The Bushies New Judicial Pick

Bush,Constitution,Justice,Law,Republicans,The Courts

            

Bush’s new Supreme Court nomination may turn out to be the cathartic event to push his loyalists over the edge. Yes, some still imagine Bush is a conservative rather than a radical, faithless to tradition, constitutional or other. After taking a handbagging from Laura Bush, the president appointed Harriet E. Miers to replace Justice Sandra Day O’Connor. The woman is a veteran administrator, and the president’s personal lawyer and confidante (cronyism? You don’t say!) As ominous: Senate Democratic leader Harry Reid is also hot for Harriet. To say she hasn’t a discernible judicial philosophy is an understatement. But why would Bush care whether she can tell Blackstone from Bentham when he can’t? The president simply wants to ensure his appointees vote as he expects them to.
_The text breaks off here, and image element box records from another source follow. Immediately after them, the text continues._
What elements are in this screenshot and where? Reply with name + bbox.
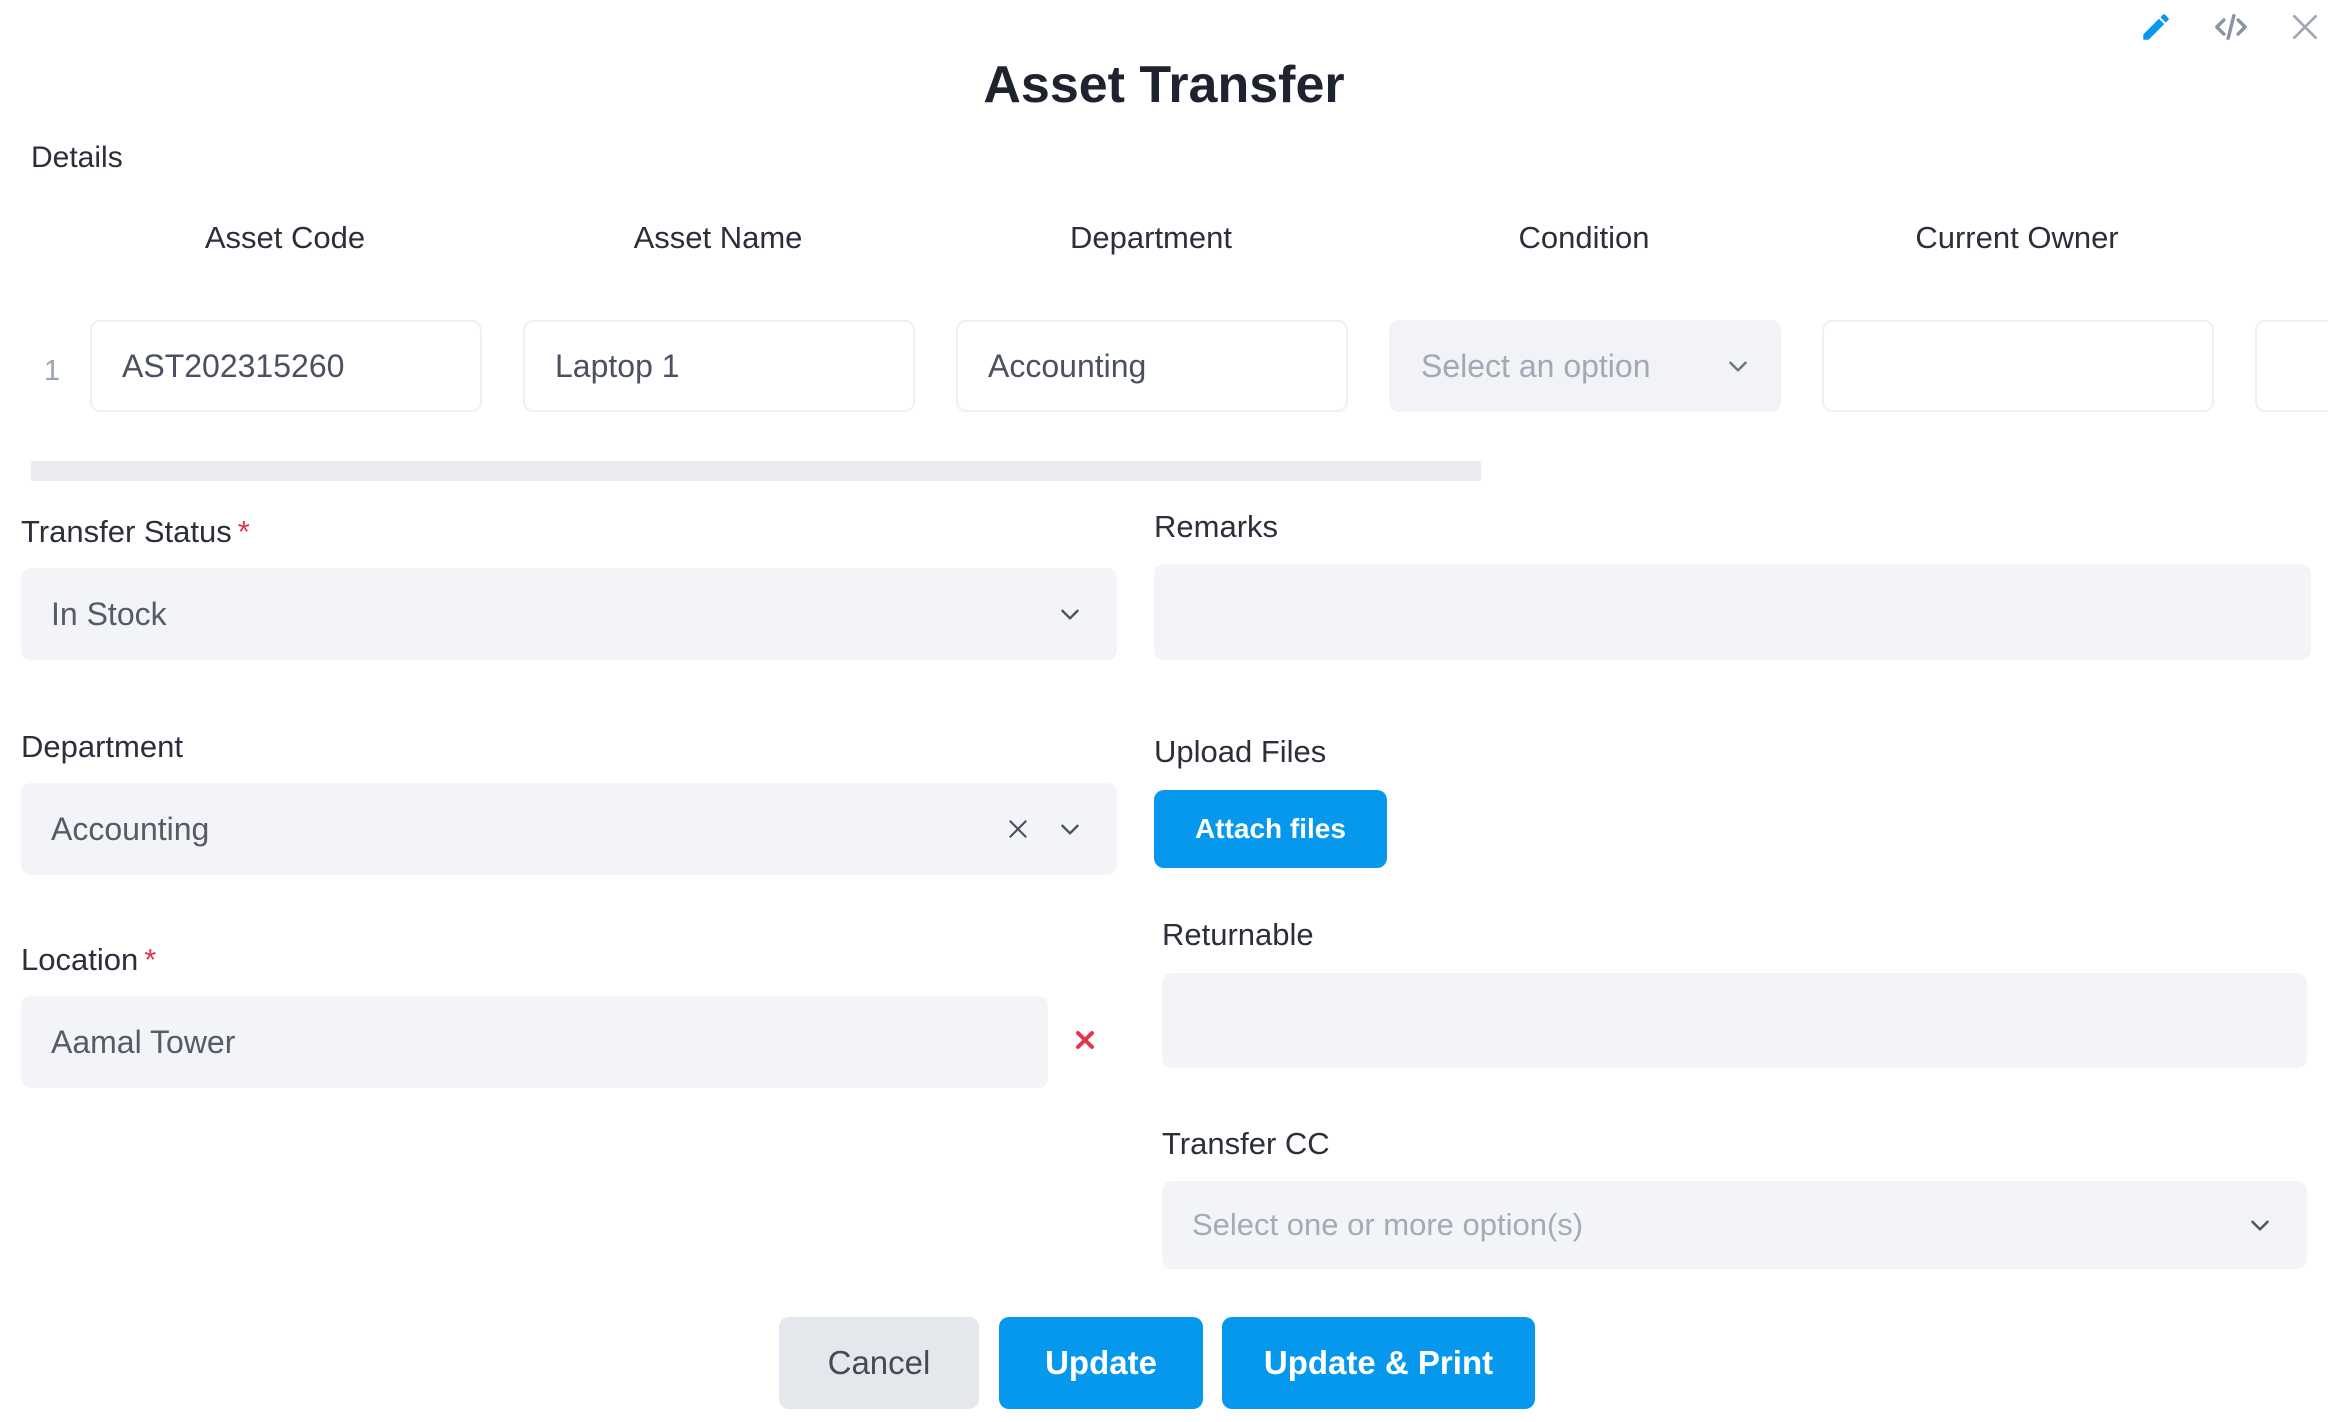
row-index: 1: [44, 355, 61, 387]
department-cell-field[interactable]: Accounting: [956, 320, 1348, 412]
pencil-icon[interactable]: [2133, 4, 2179, 50]
condition-select[interactable]: Select an option: [1389, 320, 1781, 412]
close-icon[interactable]: [2282, 4, 2328, 50]
transfer-cc-label: Transfer CC: [1162, 1126, 1330, 1161]
upload-files-label: Upload Files: [1154, 734, 1327, 769]
column-condition: Condition: [1518, 220, 1650, 255]
code-icon[interactable]: [2208, 4, 2254, 50]
column-department: Department: [1070, 220, 1232, 255]
cancel-button[interactable]: Cancel: [779, 1317, 979, 1409]
column-asset-code: Asset Code: [204, 220, 366, 255]
clear-icon[interactable]: [1005, 816, 1031, 842]
department-label: Department: [21, 729, 183, 764]
remarks-input[interactable]: [1154, 564, 2311, 660]
transfer-cc-select[interactable]: Select one or more option(s): [1162, 1181, 2307, 1269]
transfer-cc-placeholder: Select one or more option(s): [1192, 1207, 1584, 1242]
department-value: Accounting: [51, 810, 210, 847]
returnable-label: Returnable: [1162, 917, 1314, 952]
asset-name-field[interactable]: Laptop 1: [523, 320, 915, 412]
details-label: Details: [31, 141, 123, 174]
remove-location-icon[interactable]: [1069, 1024, 1101, 1056]
transfer-status-label: Transfer Status *: [21, 514, 250, 549]
attach-files-button[interactable]: Attach files: [1154, 790, 1387, 868]
remarks-label: Remarks: [1154, 509, 1279, 544]
asset-code-field[interactable]: AST202315260: [90, 320, 482, 412]
location-value: Aamal Tower: [51, 1023, 236, 1060]
location-label: Location *: [21, 942, 157, 977]
required-marker: *: [237, 514, 250, 549]
asset-code-value: AST202315260: [122, 347, 345, 384]
update-print-button[interactable]: Update & Print: [1222, 1317, 1535, 1409]
transfer-status-value: In Stock: [51, 595, 167, 632]
dialog-title: Asset Transfer: [983, 56, 1345, 114]
current-owner-field[interactable]: [1822, 320, 2214, 412]
chevron-down-icon: [1057, 816, 1083, 842]
returnable-input[interactable]: [1162, 973, 2307, 1068]
chevron-down-icon: [2247, 1212, 2273, 1238]
department-cell-value: Accounting: [988, 347, 1147, 384]
next-column-cell[interactable]: [2255, 320, 2328, 412]
update-button[interactable]: Update: [999, 1317, 1203, 1409]
asset-name-value: Laptop 1: [555, 347, 680, 384]
location-field[interactable]: Aamal Tower: [21, 996, 1048, 1088]
transfer-status-select[interactable]: In Stock: [21, 568, 1117, 660]
condition-placeholder: Select an option: [1421, 347, 1651, 384]
chevron-down-icon: [1057, 601, 1083, 627]
horizontal-scrollbar[interactable]: [31, 461, 1481, 481]
column-asset-name: Asset Name: [633, 220, 803, 255]
column-current-owner: Current Owner: [1915, 220, 2119, 255]
required-marker: *: [144, 942, 157, 977]
chevron-down-icon: [1725, 353, 1751, 379]
department-select[interactable]: Accounting: [21, 783, 1117, 875]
Left-liberals, like Catharine Crier of Court TV, believe a judicial activist is someone who reverses precedent. George Bush thinks a judicial activist is someone who disobeys the President.
P.S. Striking down unconstitutional laws is not judicial activism. Judicial activism means 1) minting new rights not in the Constitution 2) striking down laws to comport with these freshly minted unconstitutional rights.

Update: A must read today in The Walls Street Journal is Cronyism: Alexander Hamilton wouldn’t approve of Justice Harriet Miers by Randy Barnett. Smart-alecky comments about Hamilton being a centralizer are not germane to Randy’s argument, of course. I’m only preempting the perennial libertarian red-herring harangues.